El pasado mes de diciembre, sus hermanas de congregación, en la celebración del capítulo general, le dieron la feliz sorpresa de celebrar –de nuevo– sus 25 años de profesión. Y lo hicieron en el marco de una Eucaristía. Teresa, que no sabía nada, llegó al oratorio con esa concentración y reverencia que oriente siempre nos enseña a los occidentales. Perfectamente sentada, su cancionero y oficio divino, ordenados y la mirada baja, humilde… y en profundo silencio. Tras la primera canción, en la monición de entrada, resuena por primera vez su nombre y el motivo de la acción de gracias. Desde ahí, en otras 13 ocasiones, vuelve a aparecer el nombre de Teresa… Y ella, respondió a las menciones, siempre igual, con una sonrisa y una profunda reverencia. Tan profunda que parecía romperse.
Impresiona la reverencia en el contexto de la comunidad, que es donde hay que celebrar los acontecimientos: los buenos y los regulares. Impresiona la sencillez de una sonrisa que tiene más contenido que buena parte de los textos que manejamos para decir que nuestro corazón goza. Impresiona, el silencio con el que, de verdad, se acoge lo que te viene, sin buscarlo, sin procurarlo, sin manejarlo… solo recibirlo y gozarlo. Lo mismo que ocurre con los milagros, que los descubre solo quien tiene fe; o igual que ocurre con la amistad, que la gusta solo quien sabe amar.
En Teresa, descubro, el lento camino que lleva a la vida religiosa hacia un desplazamiento cultural y geográfico. Descubro el milagro y la posibilidad. La evolución de la vida religiosa en este tiempo no es de ruptura, sino de desarrollo. Viendo a Teresa y conviviendo con ella, uno percibe rasgos imborrables del carisma, pero también rasgos inéditos de una vida religiosa que crece de otro modo, en otro mundo y con preocupaciones muy diferentes a las que priman en buena parte de su congregación.
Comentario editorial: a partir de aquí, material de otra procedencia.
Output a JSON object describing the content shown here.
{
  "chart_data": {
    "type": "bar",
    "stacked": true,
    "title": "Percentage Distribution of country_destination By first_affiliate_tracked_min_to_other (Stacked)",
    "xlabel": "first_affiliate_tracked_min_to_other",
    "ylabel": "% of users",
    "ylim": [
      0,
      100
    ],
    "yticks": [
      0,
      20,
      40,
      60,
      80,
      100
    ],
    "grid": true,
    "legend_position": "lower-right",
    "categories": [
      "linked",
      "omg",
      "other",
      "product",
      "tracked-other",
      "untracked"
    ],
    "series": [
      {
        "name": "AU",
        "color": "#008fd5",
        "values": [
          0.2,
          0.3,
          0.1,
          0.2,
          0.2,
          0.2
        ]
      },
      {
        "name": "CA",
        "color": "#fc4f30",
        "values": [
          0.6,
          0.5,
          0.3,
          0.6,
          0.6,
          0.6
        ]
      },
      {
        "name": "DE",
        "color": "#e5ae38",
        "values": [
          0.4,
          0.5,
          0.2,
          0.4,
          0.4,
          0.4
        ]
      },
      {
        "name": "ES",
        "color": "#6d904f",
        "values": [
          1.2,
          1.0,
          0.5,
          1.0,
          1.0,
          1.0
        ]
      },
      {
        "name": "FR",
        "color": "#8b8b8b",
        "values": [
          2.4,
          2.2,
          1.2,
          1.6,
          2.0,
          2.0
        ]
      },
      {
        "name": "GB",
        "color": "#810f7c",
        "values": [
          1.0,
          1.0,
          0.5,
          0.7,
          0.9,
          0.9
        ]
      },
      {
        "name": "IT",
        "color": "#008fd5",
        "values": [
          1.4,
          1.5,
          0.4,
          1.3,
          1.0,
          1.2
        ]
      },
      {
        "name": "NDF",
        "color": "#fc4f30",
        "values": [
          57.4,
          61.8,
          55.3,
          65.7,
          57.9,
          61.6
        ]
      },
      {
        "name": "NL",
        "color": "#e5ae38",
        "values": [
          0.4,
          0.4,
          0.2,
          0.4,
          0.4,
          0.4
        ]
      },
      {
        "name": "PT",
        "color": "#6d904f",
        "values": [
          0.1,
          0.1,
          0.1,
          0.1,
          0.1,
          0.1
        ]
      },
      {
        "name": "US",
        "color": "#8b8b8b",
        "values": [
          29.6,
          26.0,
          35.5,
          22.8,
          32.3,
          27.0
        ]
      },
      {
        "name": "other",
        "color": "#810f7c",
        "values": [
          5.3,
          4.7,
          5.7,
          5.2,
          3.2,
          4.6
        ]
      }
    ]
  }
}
Las congregaciones en oriente no viven, en este momento, grandes cuestiones de contraste. No se suele discutir la idea mayor o la tradicionalmente sostenida. Nuestros hermanos y hermanas, suelen presenciar desde el silencio, las decisiones que desde la historia seguimos proponiendo otros. Sonríen, –sin hacerlo–, al comprobar lo bien que diseñamos –sobre todo los occidentales– procesos de reestructuración detallados, pensando en otros, sin caer en la cuenta de que también nos tienen que afectar. Se dan perfecta cuenta que los que solemos hablar de interculturalidad, en realidad, nos cuesta mucho vivirla. Preferimos la reflexión, el crecimiento y el diálogo «con los nuestros», porque el choque cultural con otros nos desgasta. Por eso agradecemos el silencio de las otras culturas, porque cuando este silencio se llena de palabra o gesto nos desconciertan.
A penas crucé unas palabras con Teresa. Todas de cortesía y agradecimiento. Han pasado 25 años desde su aceptación del don vocacional. Y, estoy seguro que en estos 25 años han tomado fuerza muchas convicciones y la han perdido otras que parecían fuertes y no lo son. Lo bueno de los carismas, como dones del Espíritu, es que no tienen que bregar con el «quedar bien», ni con el parecerlo… Solo trabajan en dirección del viento del Espíritu, por eso son imparables. Yo pude ver, en Teresa, como encarnaba el presente y el futuro de su congregación. Todavía cuesta leerlo en las estabilidades que practicamos en las congregaciones, pero «tiempo al tiempo». Quizá no pase mucho cuando empecemos a ver, y a gozar, cómo desde oriente vuelve la estrella para llenar de novedad estos desgastados caminos de la tradición de occidente.